After the apple tree got its moderate trim job, it was on to the Chicago lustre viburnum, the American high bush cranberry, the diablo ninebark, and the red-twig dogwood shrubs, to remove just those branches rubbing against others, and a few offshoots encroaching into bordering areas. With all the leaves gone for winter, it's very easy to inspect and evaluate a tree or shrub, to spot problematic growth, and to see its silhouette and shape in full. The only troubling discovery was a barnacle-like, rock-hard growth about midway up a single branch on the apple tree, and a matching growth on a single branch of the red oak that is the next-door neighbor to the apple. This growth looks suspiciously like some type of fungal parasite, and will be taken to the nearby Sleeping Bear Dunes park headquarters for identification by the arbor and botany experts. All national parks and university extension services have these resident founts of knowledge on staff, and are a tremendous free source of information for the amateur gardener.

Next in line for barbering were the rosebushes, which also got a scaled down pruning this year, considerably less than the one-third cutback of prior winters. Jim, the head gardener at the local Wildflowers garden shop, also describes himself as “not a big fan of pruning,” and provided the knowledge that only hybrid tea roses really require a good cut-back each spring. Shrub and old-fashioned roses should be pruned only to remove dead stems. Even though spring is still a couple of moons away and the rosebushes remain in dormancy, it is obvious to the eye which boughs are alive by their ruddy, reddish-greenish hue, as opposed to the dull dark brown and gray tints of dead boughs. Where color of the bark is not so conspicuous, an easy method of determining life within a branch is to scrape a small portion of bark away with the fingernail. Living branches will have a pale green color just below the surface bark, while dead ones will be dry, gray and white.

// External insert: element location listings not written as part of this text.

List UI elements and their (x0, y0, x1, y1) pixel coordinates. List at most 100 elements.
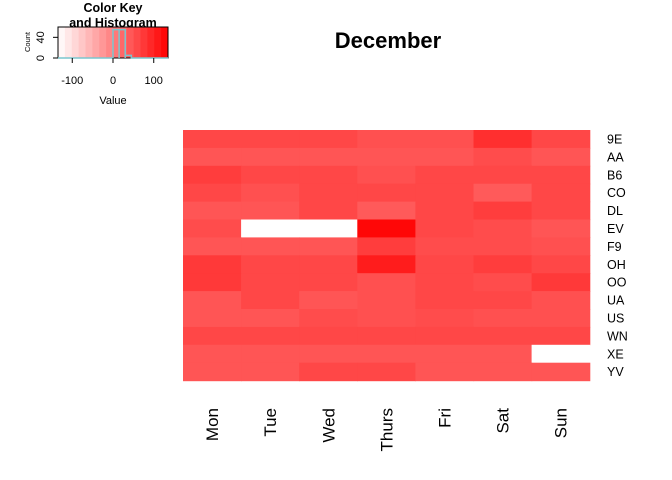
heatmap-cell (299, 344, 358, 364)
color-key-swatch (154, 27, 162, 58)
heatmap-cell (415, 291, 475, 310)
heatmap-cell (473, 201, 533, 221)
heatmap-cell (357, 147, 416, 167)
row-label: B6 (607, 168, 622, 182)
heatmap-cell (241, 219, 300, 238)
heatmap-cell (241, 130, 300, 149)
heatmap-cell (183, 326, 242, 346)
heatmap-cell (473, 326, 533, 346)
row-label: UA (607, 294, 625, 308)
color-key-x-tick-label: 0 (110, 75, 116, 87)
heatmap-cell (299, 362, 358, 382)
row-label: DL (607, 204, 623, 218)
heatmap-cell (241, 309, 300, 328)
heatmap-cell (357, 237, 416, 256)
row-label: OO (607, 276, 627, 290)
heatmap-cell (357, 183, 416, 203)
heatmap-cell (473, 291, 533, 310)
heatmap-cell (241, 344, 300, 364)
heatmap-cell (357, 165, 416, 185)
heatmap-cell (473, 344, 533, 364)
color-key-xlabel: Value (99, 95, 126, 107)
color-key-swatch (119, 27, 128, 58)
row-label: F9 (607, 240, 622, 254)
heatmap-cell (357, 273, 416, 292)
heatmap-cell (299, 219, 358, 238)
heatmap-cell (241, 237, 300, 256)
heatmap-cell (299, 183, 358, 203)
heatmap-cell (241, 362, 300, 382)
heatmap-cell (473, 255, 533, 274)
heatmap-cell (531, 291, 591, 310)
color-key-y-tick-label: 0 (35, 55, 47, 61)
heatmap-cell (241, 183, 300, 203)
heatmap-cell (415, 344, 475, 364)
heatmap-grid (183, 130, 591, 382)
color-key-swatch (140, 27, 148, 58)
heatmap-cell (531, 201, 591, 221)
heatmap-cell (531, 147, 591, 167)
heatmap-cell (357, 344, 416, 364)
heatmap-cell (183, 183, 242, 203)
heatmap-cell (415, 326, 475, 346)
row-label: AA (607, 150, 624, 164)
heatmap-cell (473, 219, 533, 238)
column-label: Tue (261, 408, 280, 437)
color-key-swatch (161, 27, 169, 58)
column-label: Sat (494, 408, 513, 434)
heatmap-cell (473, 309, 533, 328)
color-key-swatch (147, 27, 155, 58)
heatmap-cell (415, 201, 475, 221)
color-key-swatch (64, 27, 73, 58)
row-label: US (607, 311, 624, 325)
heatmap-row-labels: 9E AA B6 CO DL EV F9 OH OO UA US WN XE YV (607, 132, 628, 379)
heatmap-cell (415, 130, 475, 149)
color-key-gradient (58, 27, 169, 58)
column-label: Sun (552, 408, 571, 438)
heatmap-cell (183, 255, 242, 274)
heatmap-cell (183, 291, 242, 310)
heatmap-cell (531, 165, 591, 185)
heatmap-cell (183, 130, 242, 149)
heatmap-cell (473, 362, 533, 382)
heatmap-cell (473, 147, 533, 167)
heatmap-column-labels: Mon Tue Wed Thurs Fri Sat Sun (203, 408, 571, 452)
chart-title: December (335, 28, 442, 53)
heatmap-cell (183, 147, 242, 167)
heatmap-cell (299, 130, 358, 149)
color-key-histogram (58, 28, 168, 59)
heatmap-cell (531, 326, 591, 346)
heatmap-cell (299, 273, 358, 292)
heatmap-cell (531, 309, 591, 328)
heatmap-cell (531, 255, 591, 274)
heatmap-cell (299, 237, 358, 256)
heatmap-cell (531, 237, 591, 256)
heatmap-cell (473, 237, 533, 256)
column-label: Mon (203, 408, 222, 441)
heatmap-cell (183, 237, 242, 256)
heatmap-cell (415, 147, 475, 167)
color-key-swatch (99, 27, 107, 58)
color-key-y-tick-label: 40 (35, 31, 47, 43)
heatmap-cell (357, 255, 416, 274)
heatmap-cell (241, 165, 300, 185)
color-key-swatch (133, 27, 142, 58)
color-key-swatch (85, 27, 93, 58)
heatmap-cell (531, 183, 591, 203)
heatmap-cell (183, 201, 242, 221)
heatmap-cell (357, 130, 416, 149)
heatmap-cell (531, 344, 591, 364)
heatmap-cell (473, 273, 533, 292)
color-key-swatch (78, 27, 87, 58)
color-key-swatch (58, 27, 66, 58)
heatmap-cell (415, 219, 475, 238)
row-label: CO (607, 186, 626, 200)
heatmap-cell (241, 291, 300, 310)
heatmap-cell (183, 344, 242, 364)
heatmap-cell (473, 130, 533, 149)
heatmap-cell (357, 219, 416, 238)
heatmap-cell (357, 309, 416, 328)
heatmap-cell (415, 309, 475, 328)
row-label: WN (607, 329, 628, 343)
color-key-swatch (92, 27, 100, 58)
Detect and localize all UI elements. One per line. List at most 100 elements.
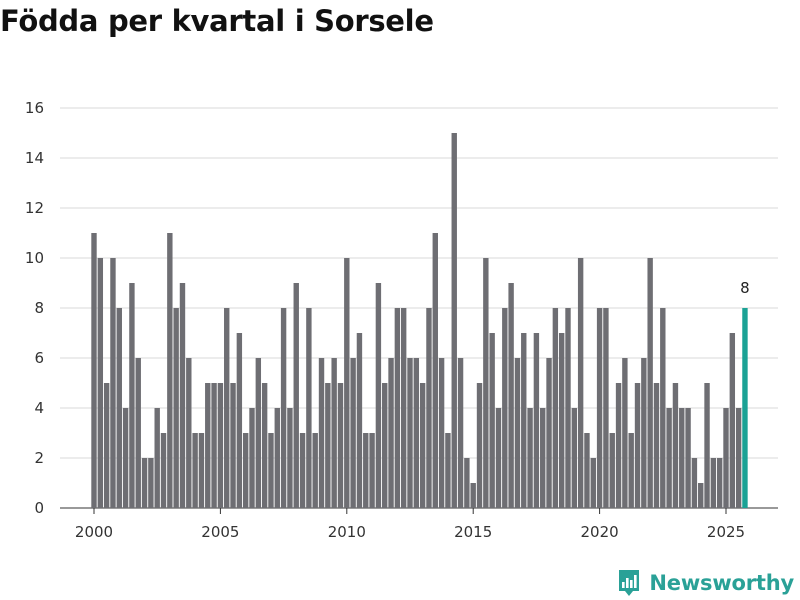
bar[interactable] [653, 383, 660, 508]
bar[interactable] [382, 383, 388, 508]
bar[interactable] [103, 383, 110, 508]
bar[interactable] [685, 408, 691, 508]
bar[interactable] [698, 483, 704, 508]
bar[interactable] [533, 333, 540, 508]
bar[interactable] [704, 383, 710, 508]
bar[interactable] [242, 433, 249, 508]
bar[interactable] [363, 433, 369, 508]
bar[interactable] [91, 233, 97, 508]
bar[interactable] [660, 308, 666, 508]
bar[interactable] [268, 433, 274, 508]
bar[interactable] [558, 333, 565, 508]
bar[interactable] [729, 333, 736, 508]
bar[interactable] [211, 383, 217, 508]
bar[interactable] [489, 333, 495, 508]
bar[interactable] [331, 358, 337, 508]
bar[interactable] [432, 233, 438, 508]
bar[interactable] [470, 483, 476, 508]
bar[interactable] [527, 408, 533, 508]
bar[interactable] [135, 358, 141, 508]
bar[interactable] [438, 358, 445, 508]
bar[interactable] [148, 458, 154, 508]
bar[interactable] [628, 433, 634, 508]
brand[interactable]: Newsworthy [617, 568, 794, 598]
bar[interactable] [647, 258, 653, 508]
bar[interactable] [571, 408, 578, 508]
bar[interactable] [502, 308, 508, 508]
bar[interactable] [483, 258, 489, 508]
bar[interactable] [236, 333, 243, 508]
bar[interactable] [641, 358, 647, 508]
bar[interactable] [672, 383, 679, 508]
bar[interactable] [584, 433, 590, 508]
bar[interactable] [249, 408, 255, 508]
bar[interactable] [318, 358, 325, 508]
bar[interactable] [723, 408, 729, 508]
bar[interactable] [217, 383, 224, 508]
bar[interactable] [261, 383, 268, 508]
bar[interactable] [552, 308, 559, 508]
bar[interactable] [716, 458, 723, 508]
bar[interactable] [280, 308, 287, 508]
bar[interactable] [419, 383, 426, 508]
bar[interactable] [609, 433, 615, 508]
bar[interactable] [394, 308, 401, 508]
bar[interactable] [306, 308, 312, 508]
bar[interactable] [540, 408, 546, 508]
bar[interactable] [445, 433, 451, 508]
bar[interactable] [369, 433, 375, 508]
bar-latest[interactable] [742, 308, 748, 508]
bar[interactable] [110, 258, 116, 508]
bar[interactable] [116, 308, 122, 508]
bar[interactable] [154, 408, 160, 508]
bar[interactable] [230, 383, 236, 508]
bar[interactable] [312, 433, 318, 508]
bar[interactable] [451, 133, 457, 508]
bar[interactable] [596, 308, 603, 508]
bar[interactable] [622, 358, 628, 508]
bar[interactable] [173, 308, 179, 508]
bar[interactable] [293, 283, 299, 508]
bar[interactable] [565, 308, 571, 508]
bar[interactable] [186, 358, 192, 508]
bar[interactable] [97, 258, 104, 508]
bar[interactable] [634, 383, 641, 508]
bar[interactable] [198, 433, 205, 508]
bar[interactable] [299, 433, 306, 508]
bar[interactable] [407, 358, 413, 508]
bar[interactable] [666, 408, 672, 508]
bar[interactable] [255, 358, 262, 508]
bar[interactable] [160, 433, 167, 508]
bar[interactable] [546, 358, 552, 508]
bar[interactable] [413, 358, 420, 508]
bar[interactable] [122, 408, 129, 508]
bar[interactable] [521, 333, 527, 508]
bar[interactable] [514, 358, 521, 508]
bar[interactable] [375, 283, 382, 508]
bar[interactable] [691, 458, 698, 508]
bar[interactable] [141, 458, 148, 508]
bar[interactable] [224, 308, 230, 508]
bar[interactable] [325, 383, 331, 508]
bar[interactable] [205, 383, 211, 508]
bar[interactable] [356, 333, 363, 508]
bar[interactable] [495, 408, 502, 508]
bar[interactable] [337, 383, 344, 508]
bar[interactable] [287, 408, 293, 508]
bar[interactable] [129, 283, 135, 508]
bar[interactable] [192, 433, 198, 508]
bar[interactable] [577, 258, 584, 508]
bar[interactable] [350, 358, 356, 508]
bar[interactable] [476, 383, 483, 508]
bar[interactable] [590, 458, 596, 508]
bar[interactable] [603, 308, 609, 508]
bar[interactable] [426, 308, 432, 508]
bar[interactable] [388, 358, 394, 508]
bar[interactable] [508, 283, 514, 508]
bar[interactable] [167, 233, 173, 508]
bar[interactable] [344, 258, 350, 508]
bar[interactable] [735, 408, 742, 508]
bar[interactable] [179, 283, 186, 508]
bar[interactable] [457, 358, 464, 508]
bar[interactable] [464, 458, 470, 508]
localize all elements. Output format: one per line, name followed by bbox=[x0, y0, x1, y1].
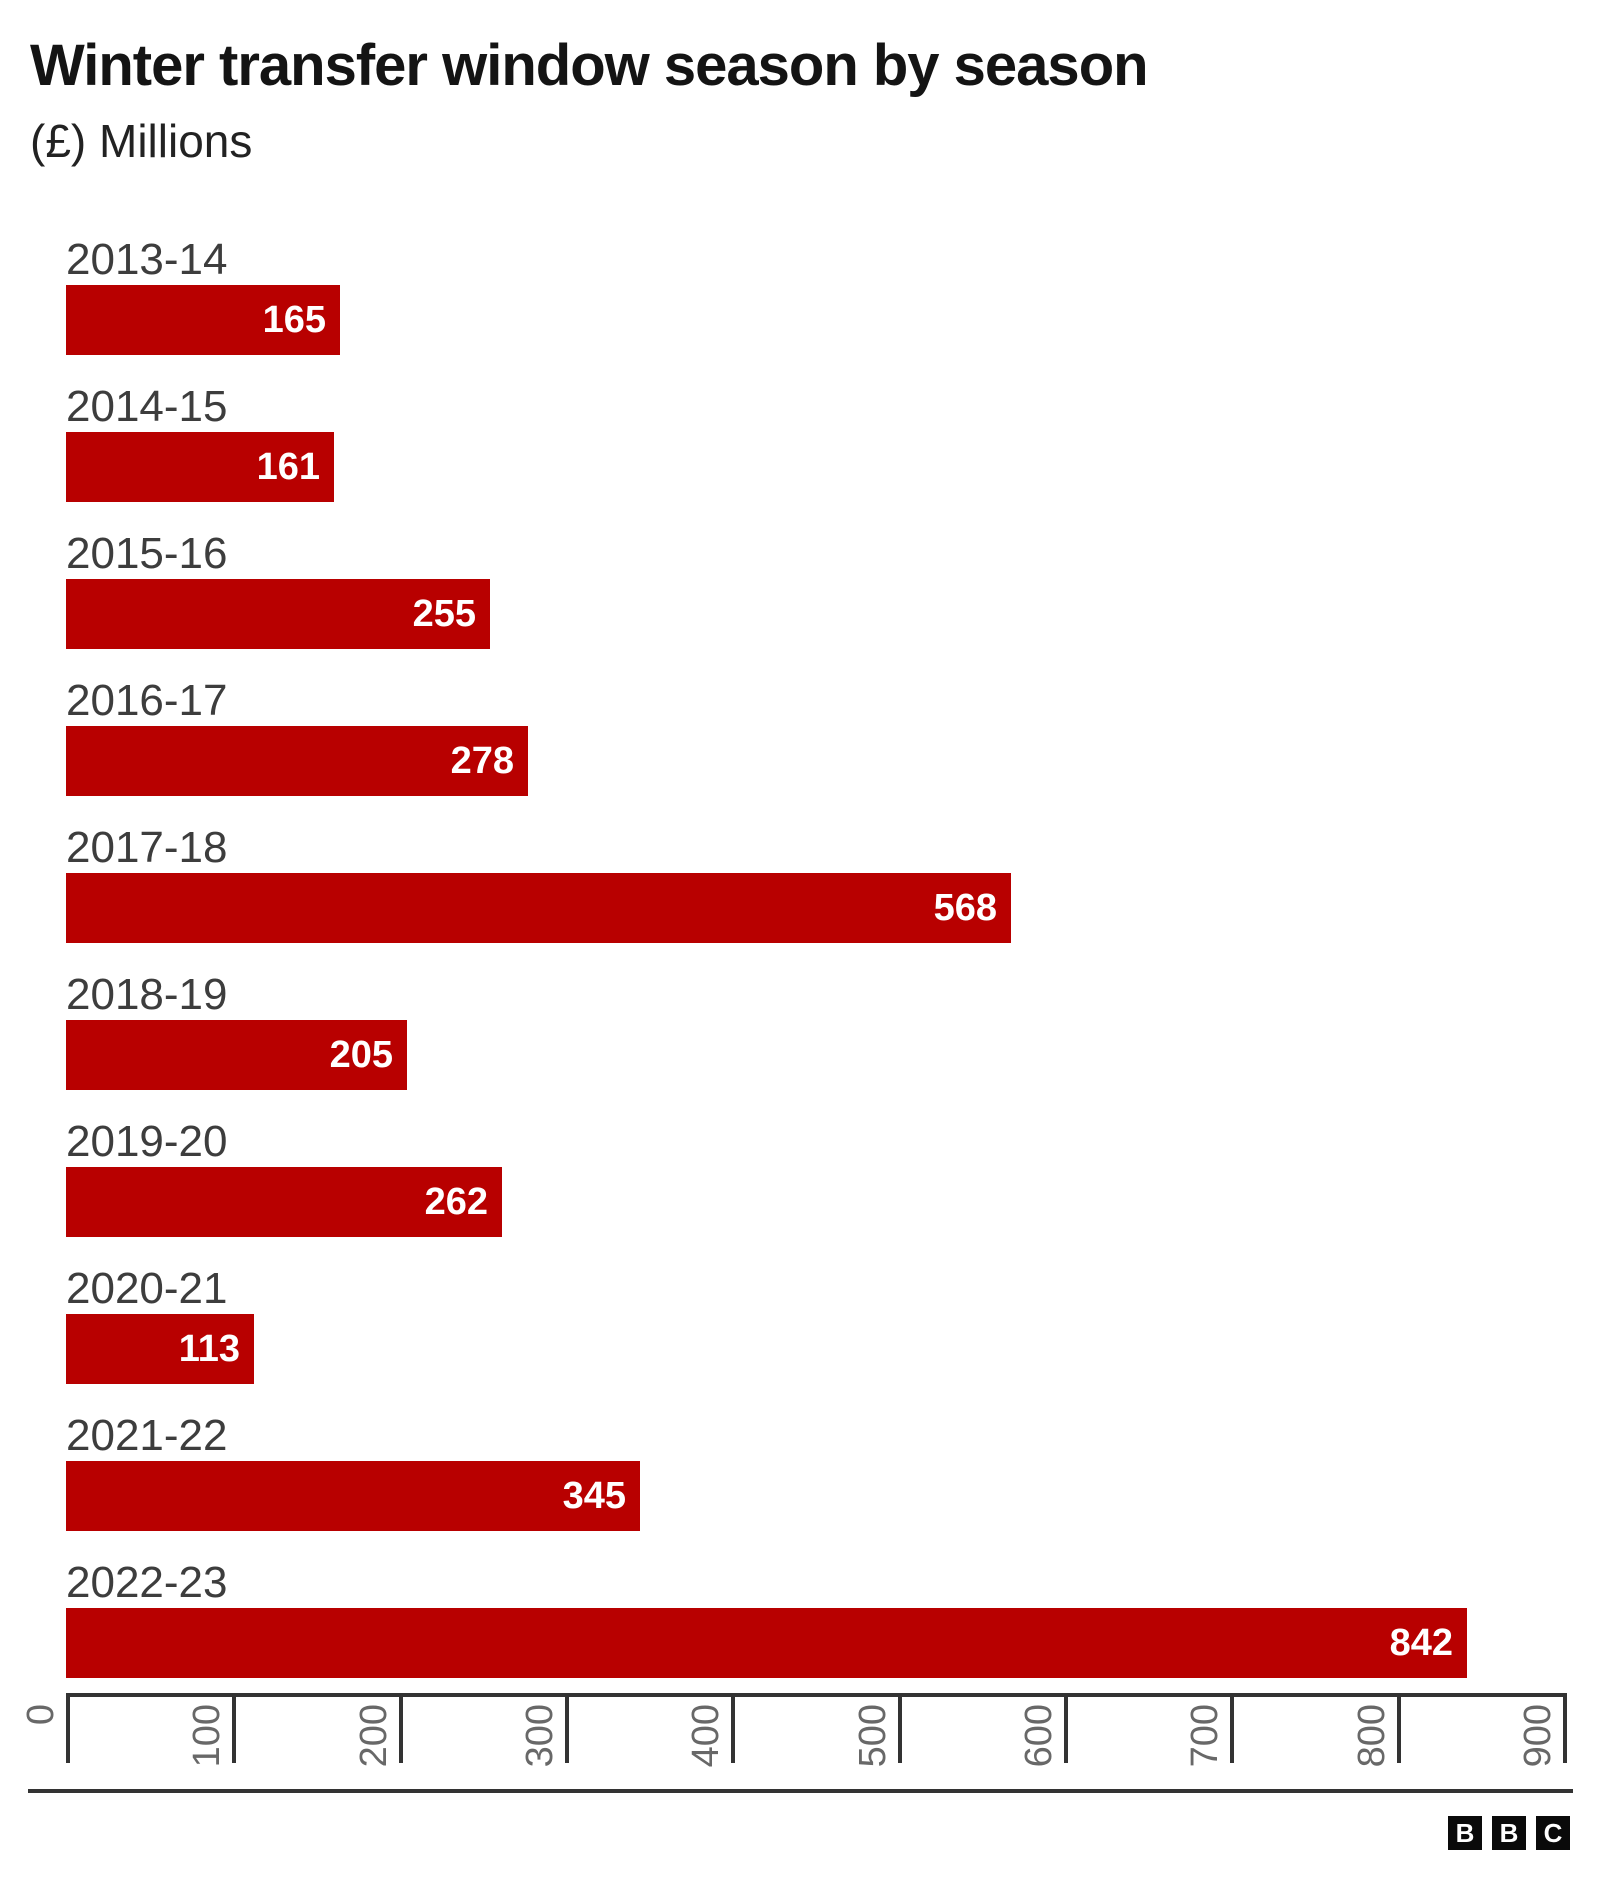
x-axis-tick-label: 500 bbox=[852, 1704, 894, 1768]
x-axis-tick-label: 200 bbox=[353, 1704, 395, 1768]
x-axis-tick bbox=[1230, 1693, 1234, 1763]
footer-separator-line bbox=[28, 1789, 1573, 1793]
bbc-logo-letter: C bbox=[1543, 1818, 1563, 1848]
bar: 161 bbox=[66, 432, 334, 502]
bar-value-label: 255 bbox=[412, 593, 476, 635]
bar: 255 bbox=[66, 579, 490, 649]
bar: 278 bbox=[66, 726, 528, 796]
bar: 262 bbox=[66, 1167, 502, 1237]
x-axis-tick-label: 100 bbox=[186, 1704, 228, 1768]
x-axis-tick-label: 600 bbox=[1018, 1704, 1060, 1768]
category-label: 2016-17 bbox=[66, 676, 228, 725]
x-axis-tick bbox=[1397, 1693, 1401, 1763]
x-axis-tick bbox=[232, 1693, 236, 1763]
category-label: 2022-23 bbox=[66, 1558, 228, 1607]
chart-title: Winter transfer window season by season bbox=[30, 33, 1149, 98]
bar-value-label: 345 bbox=[562, 1475, 626, 1517]
x-axis-tick bbox=[399, 1693, 403, 1763]
bar-value-label: 113 bbox=[178, 1328, 240, 1370]
bar-value-label: 568 bbox=[933, 887, 997, 929]
x-axis-tick bbox=[66, 1693, 70, 1763]
chart-subtitle: (£) Millions bbox=[30, 115, 253, 167]
category-label: 2021-22 bbox=[66, 1411, 228, 1460]
x-axis-tick-label: 0 bbox=[20, 1704, 62, 1726]
x-axis-tick bbox=[565, 1693, 569, 1763]
bbc-logo-letter: B bbox=[1499, 1818, 1519, 1848]
category-label: 2017-18 bbox=[66, 823, 228, 872]
x-axis-tick-label: 400 bbox=[685, 1704, 727, 1768]
bar: 842 bbox=[66, 1608, 1467, 1678]
bar-value-label: 278 bbox=[450, 740, 514, 782]
bar-value-label: 161 bbox=[256, 446, 320, 488]
x-axis-tick bbox=[1064, 1693, 1068, 1763]
bbc-logo-block-3: C bbox=[1536, 1816, 1570, 1850]
bar: 113 bbox=[66, 1314, 254, 1384]
bar-value-label: 262 bbox=[424, 1181, 488, 1223]
category-label: 2015-16 bbox=[66, 529, 228, 578]
bar-value-label: 205 bbox=[329, 1034, 393, 1076]
x-axis-tick-label: 900 bbox=[1517, 1704, 1559, 1768]
bar: 568 bbox=[66, 873, 1011, 943]
category-label: 2014-15 bbox=[66, 382, 228, 431]
category-label: 2013-14 bbox=[66, 235, 228, 284]
bbc-logo-block-1: B bbox=[1448, 1816, 1482, 1850]
x-axis-tick-label: 700 bbox=[1184, 1704, 1226, 1768]
bbc-logo-block-2: B bbox=[1492, 1816, 1526, 1850]
x-axis-tick bbox=[898, 1693, 902, 1763]
category-label: 2019-20 bbox=[66, 1117, 228, 1166]
category-label: 2020-21 bbox=[66, 1264, 228, 1313]
x-axis-tick bbox=[1563, 1693, 1567, 1763]
bar-value-label: 842 bbox=[1389, 1622, 1453, 1664]
bbc-logo-letter: B bbox=[1455, 1818, 1475, 1848]
bar: 205 bbox=[66, 1020, 407, 1090]
x-axis-tick-label: 300 bbox=[519, 1704, 561, 1768]
bar: 345 bbox=[66, 1461, 640, 1531]
bar-value-label: 165 bbox=[262, 299, 326, 341]
category-label: 2018-19 bbox=[66, 970, 228, 1019]
x-axis-tick bbox=[731, 1693, 735, 1763]
x-axis-tick-label: 800 bbox=[1351, 1704, 1393, 1768]
x-axis-line bbox=[66, 1693, 1567, 1697]
bar: 165 bbox=[66, 285, 340, 355]
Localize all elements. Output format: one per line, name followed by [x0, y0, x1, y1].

The last tasks completed entailed snipping off the dead, collapsed leaves of the globe thistle, daylilies and iris, the dried and largely denuded seedheads of red carpet sedum, and the long, sprawling fronds of switchgrass and fountain grass which had been brought to their knees by the weight of the snow. The remaining pruning and clear-up – the Russian sage, blue oat grass and miscanthus silver grass – await another sunny day, when the temperatures are more amenable to bare-handed toil. Darling, unpredictable spring can't be too many weeks away now, and an afternoon spent tidying the garden proves a very satisfactory snippet of the good green season of outdoor occupation soon to come.